The film also revels in a sort of emotional claustrophobia, something I alluded to earlier, wherein these women have entire cities to play in, yet as the film progresses, it seems their entire lives are collapsing in on themselves. For Tallulah, it’s a series of lies that couldn’t possibly sustain themselves, and while they were made out or short-term necessity to a certain extent, something real and meaningful ultimately emerged, and her panic is over losing that meaning.
Carolyn, of course, has lost a child — the most horrific scenario of these three by far — and it has awoken something in her she didn’t know was there. At the same time, she’s actually chasing her daughter blindly around the city. In one instance, she somehow gets close, and her helplessness is palpable and heartbreaking.
Margo, meanwhile, undergoes a change as she tries to let go of her ex-husband. It’s been years since he left her for a man, but she refuses to sign the formal divorce papers. This eventually overwhelms her, and like everything else in Tallulah, it comes to a head in a scene that could have been silly and forced, but thanks to smart writing and a beautiful performance from Janney, it’s a knockout.

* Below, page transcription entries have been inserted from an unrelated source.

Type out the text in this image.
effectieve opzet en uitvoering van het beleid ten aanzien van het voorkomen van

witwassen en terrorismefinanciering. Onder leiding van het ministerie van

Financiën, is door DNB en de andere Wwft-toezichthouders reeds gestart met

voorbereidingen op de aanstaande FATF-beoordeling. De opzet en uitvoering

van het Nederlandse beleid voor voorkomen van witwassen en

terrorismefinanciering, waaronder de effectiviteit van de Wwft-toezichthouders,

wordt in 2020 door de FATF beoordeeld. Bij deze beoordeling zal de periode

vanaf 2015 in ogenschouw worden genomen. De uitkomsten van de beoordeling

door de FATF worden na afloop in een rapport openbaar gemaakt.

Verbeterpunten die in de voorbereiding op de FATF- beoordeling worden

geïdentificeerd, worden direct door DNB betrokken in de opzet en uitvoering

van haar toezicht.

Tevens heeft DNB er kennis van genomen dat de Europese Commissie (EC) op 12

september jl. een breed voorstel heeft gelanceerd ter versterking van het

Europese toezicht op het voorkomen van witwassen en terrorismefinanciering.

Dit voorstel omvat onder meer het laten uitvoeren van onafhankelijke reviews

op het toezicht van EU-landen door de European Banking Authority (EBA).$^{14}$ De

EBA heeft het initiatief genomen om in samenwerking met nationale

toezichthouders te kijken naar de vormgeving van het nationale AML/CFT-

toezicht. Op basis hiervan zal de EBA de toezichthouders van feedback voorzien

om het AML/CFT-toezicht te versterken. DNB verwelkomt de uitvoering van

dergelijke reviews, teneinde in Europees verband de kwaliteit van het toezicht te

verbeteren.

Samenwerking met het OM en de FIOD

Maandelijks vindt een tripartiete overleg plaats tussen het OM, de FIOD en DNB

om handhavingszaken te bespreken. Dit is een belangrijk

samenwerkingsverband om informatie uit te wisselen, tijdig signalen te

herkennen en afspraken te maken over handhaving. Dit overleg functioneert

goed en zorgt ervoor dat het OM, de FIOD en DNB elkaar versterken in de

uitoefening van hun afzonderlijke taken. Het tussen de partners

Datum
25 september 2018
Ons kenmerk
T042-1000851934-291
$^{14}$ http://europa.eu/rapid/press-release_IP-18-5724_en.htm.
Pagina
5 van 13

Blanchard isn’t as well known as Janney, but she’s been excellent before and I’m sure will be excellent again. Page, on the other hand, is something of a revelation. Of course, she’s got an Oscar nomination under her belt, but Juno (both the character and the film) is a fiasco. It wasn’t until this film that I bought into her as an exceptional actress. Some of the Ellen Page stereotypes are on full display in the film’s opening few scenes — snark, faux-aloofness — but it melts away as Tallulah progresses. By the film’s close, I fell for this character and Page’s performance hook, line, and sinker.
Heder’s direction, too, is something that won’t reveal itself as brilliant as you’re watching Tallulah, but the way the story is told — the decisions regarding what to show us and when — demonstrates skill far beyond one’s first feature film. I very much look forward to what this talented woman has up her sleeve next. Until then, we have Tallulah — a gem that Netflix probably doesn’t yet know what to do with. A film about impulses and consequences both large and small, it ranks among this (rapidly improving) year’s best efforts.